Last summer I took a great mini-course at MIT Sloan on Finance. It's essentially a breadth-first review of the MBA course complete with three case studies and a review of project evaluation methods via net present value analysis. Approximately 80% of the attendees were engineers/techies with 10+ years experience.. and maybe 25% w/ PhDs.
TextBook was: Higgins - Analysis for Financial Management
The first case study is Wilson Lumber from Harvard. The material is copyrighted, yet these links look like accurate distillations by business students.
The initial position is that Wilson Lumber growing small business with good suppliers and loyal customers. Volume and revenue are all up period over period. Question is should the bank increase is line of credit to fund the business. Once you break down the financial statements and model the business, the answer is No. Essentially Mr Wilson is over extended by many measures and is growing at the expense of his balance sheet, loaning him money will only make the problem bigger down the road. His basic options are to take in a partner as co-owner for cash, go broke or raise prices to lower volume and improve margins and slowly rebuild the balance sheet.
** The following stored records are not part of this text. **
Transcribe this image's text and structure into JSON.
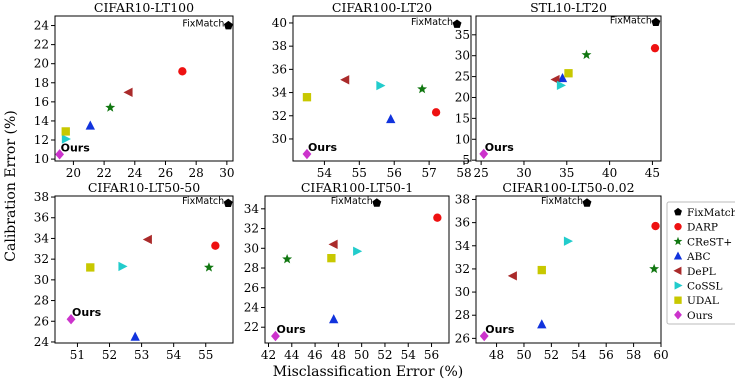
{
  "figure": {
    "ylabel": "Calibration Error (%)",
    "xlabel": "Misclassification Error (%)"
  },
  "legend": [
    {
      "name": "FixMatch",
      "marker": "pentagon",
      "color": "#000000"
    },
    {
      "name": "DARP",
      "marker": "circle",
      "color": "#ee1111"
    },
    {
      "name": "CReST+",
      "marker": "star",
      "color": "#117711"
    },
    {
      "name": "ABC",
      "marker": "triangle-up",
      "color": "#1133dd"
    },
    {
      "name": "DePL",
      "marker": "triangle-left",
      "color": "#aa2a2a"
    },
    {
      "name": "CoSSL",
      "marker": "triangle-right",
      "color": "#22cccc"
    },
    {
      "name": "UDAL",
      "marker": "square",
      "color": "#c8c800"
    },
    {
      "name": "Ours",
      "marker": "diamond",
      "color": "#cc33cc"
    }
  ],
  "annotations": {
    "fixmatch": "FixMatch",
    "ours": "Ours"
  },
  "chart_data": [
    {
      "type": "scatter",
      "title": "CIFAR10-LT100",
      "xlim": [
        18.8,
        30.4
      ],
      "ylim": [
        9.8,
        25.0
      ],
      "xticks": [
        20,
        22,
        24,
        26,
        28,
        30
      ],
      "yticks": [
        10,
        12,
        14,
        16,
        18,
        20,
        22,
        24
      ],
      "points": [
        {
          "name": "FixMatch",
          "x": 30.1,
          "y": 24.0
        },
        {
          "name": "DARP",
          "x": 27.1,
          "y": 19.2
        },
        {
          "name": "CReST+",
          "x": 22.4,
          "y": 15.4
        },
        {
          "name": "ABC",
          "x": 21.1,
          "y": 13.5
        },
        {
          "name": "DePL",
          "x": 23.6,
          "y": 17.0
        },
        {
          "name": "CoSSL",
          "x": 19.5,
          "y": 12.1
        },
        {
          "name": "UDAL",
          "x": 19.5,
          "y": 12.9
        },
        {
          "name": "Ours",
          "x": 19.1,
          "y": 10.5
        }
      ]
    },
    {
      "type": "scatter",
      "title": "CIFAR100-LT20",
      "xlim": [
        53.1,
        58.2
      ],
      "ylim": [
        28.1,
        40.6
      ],
      "xticks": [
        54,
        55,
        56,
        57,
        58
      ],
      "yticks": [
        30,
        32,
        34,
        36,
        38,
        40
      ],
      "points": [
        {
          "name": "FixMatch",
          "x": 57.8,
          "y": 39.9
        },
        {
          "name": "DARP",
          "x": 57.2,
          "y": 32.3
        },
        {
          "name": "CReST+",
          "x": 56.8,
          "y": 34.3
        },
        {
          "name": "ABC",
          "x": 55.9,
          "y": 31.7
        },
        {
          "name": "DePL",
          "x": 54.6,
          "y": 35.1
        },
        {
          "name": "CoSSL",
          "x": 55.6,
          "y": 34.6
        },
        {
          "name": "UDAL",
          "x": 53.5,
          "y": 33.6
        },
        {
          "name": "Ours",
          "x": 53.5,
          "y": 28.7
        }
      ]
    },
    {
      "type": "scatter",
      "title": "STL10-LT20",
      "xlim": [
        24.4,
        46.0
      ],
      "ylim": [
        4.8,
        39.5
      ],
      "xticks": [
        25,
        30,
        35,
        40,
        45
      ],
      "yticks": [
        5,
        10,
        15,
        20,
        25,
        30,
        35
      ],
      "points": [
        {
          "name": "FixMatch",
          "x": 45.4,
          "y": 38.0
        },
        {
          "name": "DARP",
          "x": 45.3,
          "y": 31.8
        },
        {
          "name": "CReST+",
          "x": 37.3,
          "y": 30.2
        },
        {
          "name": "ABC",
          "x": 34.5,
          "y": 24.6
        },
        {
          "name": "DePL",
          "x": 33.7,
          "y": 24.3
        },
        {
          "name": "CoSSL",
          "x": 34.3,
          "y": 22.9
        },
        {
          "name": "UDAL",
          "x": 35.2,
          "y": 25.8
        },
        {
          "name": "Ours",
          "x": 25.3,
          "y": 6.5
        }
      ]
    },
    {
      "type": "scatter",
      "title": "CIFAR10-LT50-50",
      "xlim": [
        50.3,
        55.85
      ],
      "ylim": [
        23.9,
        38.1
      ],
      "xticks": [
        51,
        52,
        53,
        54,
        55
      ],
      "yticks": [
        24,
        26,
        28,
        30,
        32,
        34,
        36,
        38
      ],
      "points": [
        {
          "name": "FixMatch",
          "x": 55.7,
          "y": 37.4
        },
        {
          "name": "DARP",
          "x": 55.3,
          "y": 33.3
        },
        {
          "name": "CReST+",
          "x": 55.1,
          "y": 31.2
        },
        {
          "name": "ABC",
          "x": 52.8,
          "y": 24.5
        },
        {
          "name": "DePL",
          "x": 53.2,
          "y": 33.9
        },
        {
          "name": "CoSSL",
          "x": 52.4,
          "y": 31.3
        },
        {
          "name": "UDAL",
          "x": 51.4,
          "y": 31.2
        },
        {
          "name": "Ours",
          "x": 50.8,
          "y": 26.2
        }
      ]
    },
    {
      "type": "scatter",
      "title": "CIFAR100-LT50-1",
      "xlim": [
        41.7,
        57.5
      ],
      "ylim": [
        20.4,
        35.3
      ],
      "xticks": [
        42,
        44,
        46,
        48,
        50,
        52,
        54,
        56
      ],
      "yticks": [
        22,
        24,
        26,
        28,
        30,
        32,
        34
      ],
      "points": [
        {
          "name": "FixMatch",
          "x": 51.3,
          "y": 34.6
        },
        {
          "name": "DARP",
          "x": 56.5,
          "y": 33.1
        },
        {
          "name": "CReST+",
          "x": 43.6,
          "y": 28.9
        },
        {
          "name": "ABC",
          "x": 47.6,
          "y": 22.8
        },
        {
          "name": "DePL",
          "x": 47.6,
          "y": 30.4
        },
        {
          "name": "CoSSL",
          "x": 49.6,
          "y": 29.7
        },
        {
          "name": "UDAL",
          "x": 47.4,
          "y": 29.0
        },
        {
          "name": "Ours",
          "x": 42.6,
          "y": 21.1
        }
      ]
    },
    {
      "type": "scatter",
      "title": "CIFAR100-LT50-0.02",
      "xlim": [
        46.5,
        60.0
      ],
      "ylim": [
        25.6,
        38.3
      ],
      "xticks": [
        48,
        50,
        52,
        54,
        56,
        58,
        60
      ],
      "yticks": [
        26,
        28,
        30,
        32,
        34,
        36,
        38
      ],
      "points": [
        {
          "name": "FixMatch",
          "x": 54.6,
          "y": 37.7
        },
        {
          "name": "DARP",
          "x": 59.6,
          "y": 35.7
        },
        {
          "name": "CReST+",
          "x": 59.5,
          "y": 32.0
        },
        {
          "name": "ABC",
          "x": 51.3,
          "y": 27.2
        },
        {
          "name": "DePL",
          "x": 49.2,
          "y": 31.4
        },
        {
          "name": "CoSSL",
          "x": 53.2,
          "y": 34.4
        },
        {
          "name": "UDAL",
          "x": 51.3,
          "y": 31.9
        },
        {
          "name": "Ours",
          "x": 47.1,
          "y": 26.2
        }
      ]
    }
  ]
}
We then went through two NPV exercises. The first was a basic analysis of go/no-go on an engineering project with a bottom up analysis via putting all cost/benefit assumptions in a model and iterating though possibilities. The second was an analysis of a joint-venture between two biotech companies. Everything from external capital, deal structure to market penetration projections were worked in. Very informative and pretty interesting work for engineers to do once the terminology and methods were explained.
Professor Jenter shared two amusing anecdotes:
- His MIT and Stanford MBA students often run off to found start-ups and forget the basic Wilson Lumber case. By the time they approach him for help it's too late and they are in Mr Wilson's position: shut-down, take in $$ and lots of equity dilution (and loss of control) or slow growth dramatically.
- Also a quote along the lines of "Startups founded by MIT PhDs fail at a rate above far average".
This certainly hammered home the lesson that strategic planning for growth is very important, even for what look like non hyper-growth (software) companies. I'd recommend this course to any engineer wanting a quick structured intro to basic financial management.